Politics & Policy

The Transatlantic Innovation Gap

Can Europe bridge this cultural and economic divide?

Europe’s ailing economy is facing a new challenge: the ever growing innovation gap with the U.S. Take the example of pharmaceutical research. Twenty years ago Europe was still a main center for pharmaceutical R&D. Today more than 70 percent of all new medical patents are filed in the U.S. What happened to make this gap appear? And from a European perspective (no less important), what can be done to make it disappear?

Cultural differences may not explain the appearance of the gap, but they do go someway towards explaining why it is growing so quickly. The risk-avoiding tendency in (West) European business culture makes the continent less suited to play a leading role in today’s high-stakes pharmaceutical industry. With nine out of ten new medicines never making it beyond the testing phase, and total R&D costs per successfully launched new medical product estimated at $800 million, this is no place for the fainthearted.

Then there’s the high interstate-labor mobility rate in the U.S. At any given time, almost 4 percent of the American workforce works outside its home state. This allows for a rapid spread of skills and ideas. The much lower European rate — a mere 2 percent — means that researchers hardly ever take their knowledge and experience abroad. If they do, their final destination is usually not another European country but the U.S. — no less than 400,000 European scientists currently live and work in the U.S. Of those, less than one in three will eventually return to Europe. This brain drain not only deprives Europe of many of its finest research talents, thereby severely limiting its ability to carry out fundamental research, it also robs European patients of the chance to participate in clinical trials of new, potentially life-saving (or at least quality-of-life enhancing) medicines.

More important than cultural disparities are the differences in regulatory regimes. In spite of recent legislative efforts, Europe still doesn’t have a decent regime of intellectual property protection, which leaves companies uncertain about the profitability of any investments they are looking to make. America’s fortunes turned when it got serious about promoting R&D through the 1980 Bayh-Dole act. Europe’s fortunes deteriorated because of a constant stream of regulations, all aimed at limiting the freedom of research institutes to do their work quickly and efficiently. Extra bureaucracy in the R&D phase on the European side means it now takes European pharmaceutical companies one year longer than their American counterparts to bring a new product out of testing to market.

What can Europe do to bridge the gap? Changing entrepreneurial culture is easier said than done, of course.

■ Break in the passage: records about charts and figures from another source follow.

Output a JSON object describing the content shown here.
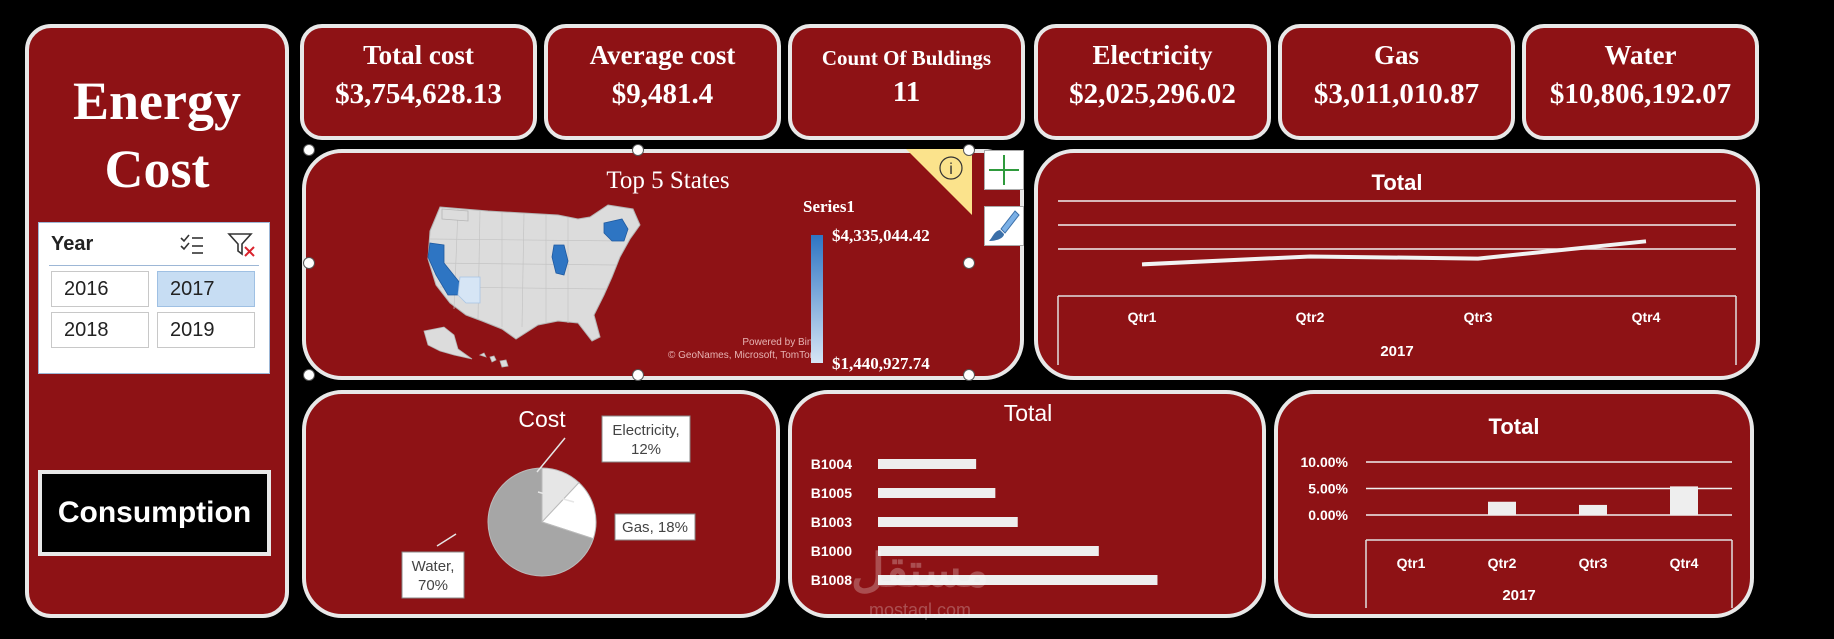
{
  "dashboard": {
    "title_line1": "Energy",
    "title_line2": "Cost",
    "consumption_button": "Consumption"
  },
  "slicer": {
    "header": "Year",
    "years": [
      "2016",
      "2017",
      "2018",
      "2019"
    ],
    "selected": "2017"
  },
  "kpis": [
    {
      "label": "Total cost",
      "value": "$3,754,628.13"
    },
    {
      "label": "Average cost",
      "value": "$9,481.4"
    },
    {
      "label": "Count Of Buldings",
      "value": "11"
    },
    {
      "label": "Electricity",
      "value": "$2,025,296.02"
    },
    {
      "label": "Gas",
      "value": "$3,011,010.87"
    },
    {
      "label": "Water",
      "value": "$10,806,192.07"
    }
  ],
  "map": {
    "title": "Top 5 States",
    "legend_title": "Series1",
    "legend_max": "$4,335,044.42",
    "legend_min": "$1,440,927.74",
    "credit_line1": "Powered by Bing",
    "credit_line2": "© GeoNames, Microsoft, TomTom",
    "info_glyph": "i"
  },
  "colors": {
    "card_bg": "#8e1215",
    "card_border": "#e8e8e8",
    "map_high": "#2e75c3",
    "map_low": "#d6e5f5",
    "pie_water": "#a6a6a6",
    "pie_gas": "#ffffff",
    "pie_electricity": "#e6e6e6",
    "bar_fill": "#eeeeee"
  },
  "chart_data": [
    {
      "id": "line",
      "type": "line",
      "title": "Total",
      "categories": [
        "Qtr1",
        "Qtr2",
        "Qtr3",
        "Qtr4"
      ],
      "group_label": "2017",
      "values": [
        0.6,
        1.15,
        1.0,
        2.2
      ],
      "ylim": [
        0,
        5
      ],
      "grid": true
    },
    {
      "id": "pie",
      "type": "pie",
      "title": "Cost",
      "slices": [
        {
          "label": "Electricity",
          "value": 12,
          "display": "12%"
        },
        {
          "label": "Gas",
          "value": 18,
          "display": "18%"
        },
        {
          "label": "Water",
          "value": 70,
          "display": "70%"
        }
      ]
    },
    {
      "id": "hbar",
      "type": "bar",
      "orientation": "horizontal",
      "title": "Total",
      "categories": [
        "B1004",
        "B1005",
        "B1003",
        "B1000",
        "B1008"
      ],
      "values": [
        92,
        110,
        131,
        207,
        262
      ],
      "xlim": [
        0,
        300
      ]
    },
    {
      "id": "col",
      "type": "bar",
      "title": "Total",
      "categories": [
        "Qtr1",
        "Qtr2",
        "Qtr3",
        "Qtr4"
      ],
      "group_label": "2017",
      "values": [
        0,
        2.5,
        1.9,
        5.4
      ],
      "ylim": [
        0,
        10
      ],
      "tick_labels": [
        "10.00%",
        "5.00%",
        "0.00%"
      ]
    }
  ]
}
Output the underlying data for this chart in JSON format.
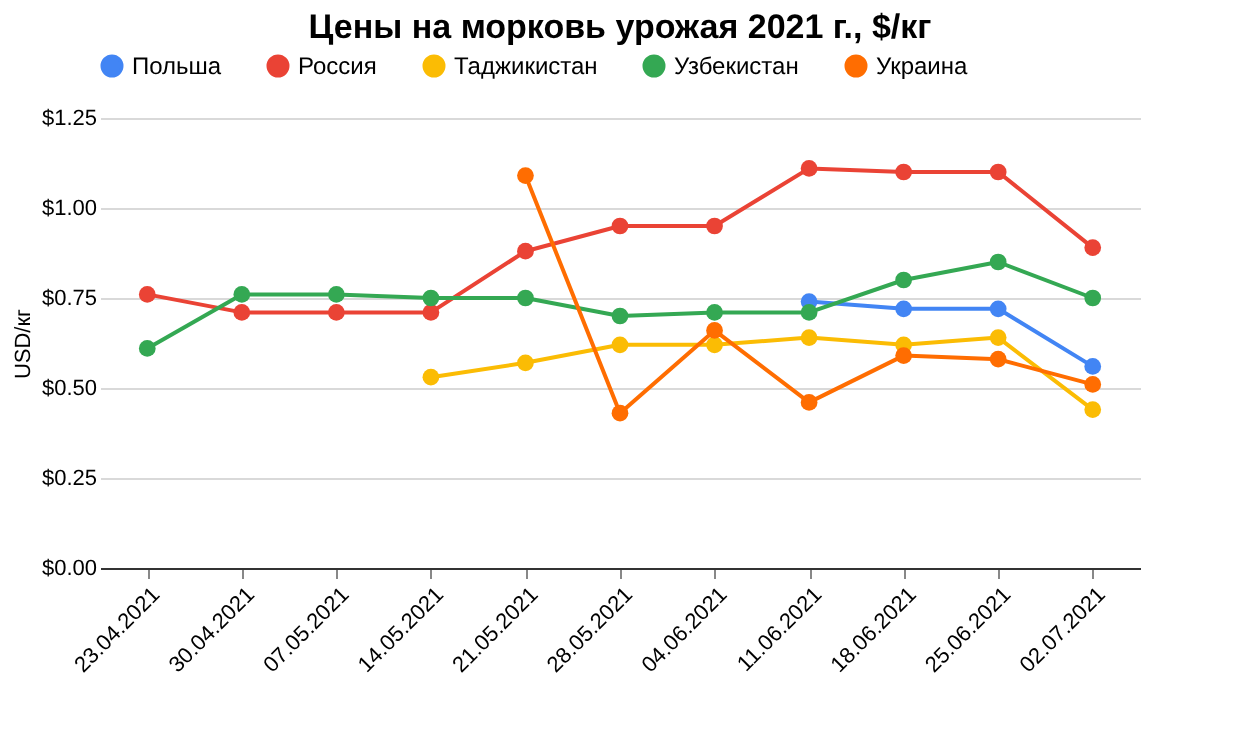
{
  "chart_data": {
    "type": "line",
    "title": "Цены на морковь урожая 2021 г., $/кг",
    "ylabel": "USD/кг",
    "categories": [
      "23.04.2021",
      "30.04.2021",
      "07.05.2021",
      "14.05.2021",
      "21.05.2021",
      "28.05.2021",
      "04.06.2021",
      "11.06.2021",
      "18.06.2021",
      "25.06.2021",
      "02.07.2021"
    ],
    "series": [
      {
        "name": "Польша",
        "color": "#4285f4",
        "values": [
          null,
          null,
          null,
          null,
          null,
          null,
          null,
          0.74,
          0.72,
          0.72,
          0.56
        ]
      },
      {
        "name": "Россия",
        "color": "#ea4335",
        "values": [
          0.76,
          0.71,
          0.71,
          0.71,
          0.88,
          0.95,
          0.95,
          1.11,
          1.1,
          1.1,
          0.89
        ]
      },
      {
        "name": "Таджикистан",
        "color": "#fbbc04",
        "values": [
          null,
          null,
          null,
          0.53,
          0.57,
          0.62,
          0.62,
          0.64,
          0.62,
          0.64,
          0.44
        ]
      },
      {
        "name": "Узбекистан",
        "color": "#34a853",
        "values": [
          0.61,
          0.76,
          0.76,
          0.75,
          0.75,
          0.7,
          0.71,
          0.71,
          0.8,
          0.85,
          0.75
        ]
      },
      {
        "name": "Украина",
        "color": "#ff6d01",
        "values": [
          null,
          null,
          null,
          null,
          1.09,
          0.43,
          0.66,
          0.46,
          0.59,
          0.58,
          0.51
        ]
      }
    ],
    "ylim": [
      0,
      1.25
    ],
    "yticks": [
      {
        "value": 0,
        "label": "$0.00"
      },
      {
        "value": 0.25,
        "label": "$0.25"
      },
      {
        "value": 0.5,
        "label": "$0.50"
      },
      {
        "value": 0.75,
        "label": "$0.75"
      },
      {
        "value": 1.0,
        "label": "$1.00"
      },
      {
        "value": 1.25,
        "label": "$1.25"
      }
    ],
    "grid": "y",
    "legend": "top",
    "marker": "circle",
    "line_style": "solid"
  }
}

But the so-called Lisbon package of structural economic-reform measures does at least contain a number of legislative proposals that would allow entrepreneurs greater freedom in conducting their own affairs. As is usual in matters European, actions speak louder than words. Most policy measures contained in the Lisbon package haven’t yet made it beyond the stage of lofty declaration. Once implemented, though, these measures could lead to the creation of a business climate that encourages investments of all sorts, even in potentially high-risk projects like the research and development of new drugs.

Most of the proposals included in the package are aimed at tackling the legislative obstacles that currently make investing in that type of project unattractive. Parallel imports from low price countries like Greece severely limit profitability. The absence of a single European patent means extra bureaucracy and less predictability. The lack of access to venture capital makes it very difficult for all but the biggest market players to set up potentially ground-breaking research projects. Simply executing the existing plans as contained in the Lisbon package would already make an enormous difference.

Individual European countries can take additional measures to make R&D investment by pharmaceutical companies more attractive. Probably the single most important step they could take would be the abolition of price controls. This may be a politically sensitive subject in Old Europe. But if Europe is serious about recreating a first-class pharmaceutical research infrastructure, it has no other option but to abolish them. No company in its right mind would spend several hundred million dollars on the development of a new drug if there is no prospect of a decent return on investment.

In The Road to Wigan Pier, George Orwell observed that “in modern Western man the faculty of mechanical invention has been fed and stimulated till it has reached almost the status of an instinct.” It makes you wonder how Orwell would have explained the existence of today’s transatlantic innovation gap. Instead of contemplating the answer to that question, Europeans would do better to start working on closing it. If they are serious about attracting investment and stopping the brain drain to the U.S., they have to start turning words into actions.

– Joshua Livestro is an independent political commentator and columnist. He writes for Dutch and international newspapers and magazines, his columns appearing in the Dutch political magazine Vrij Nederland and in the Benelux edition of Reader’s Digest.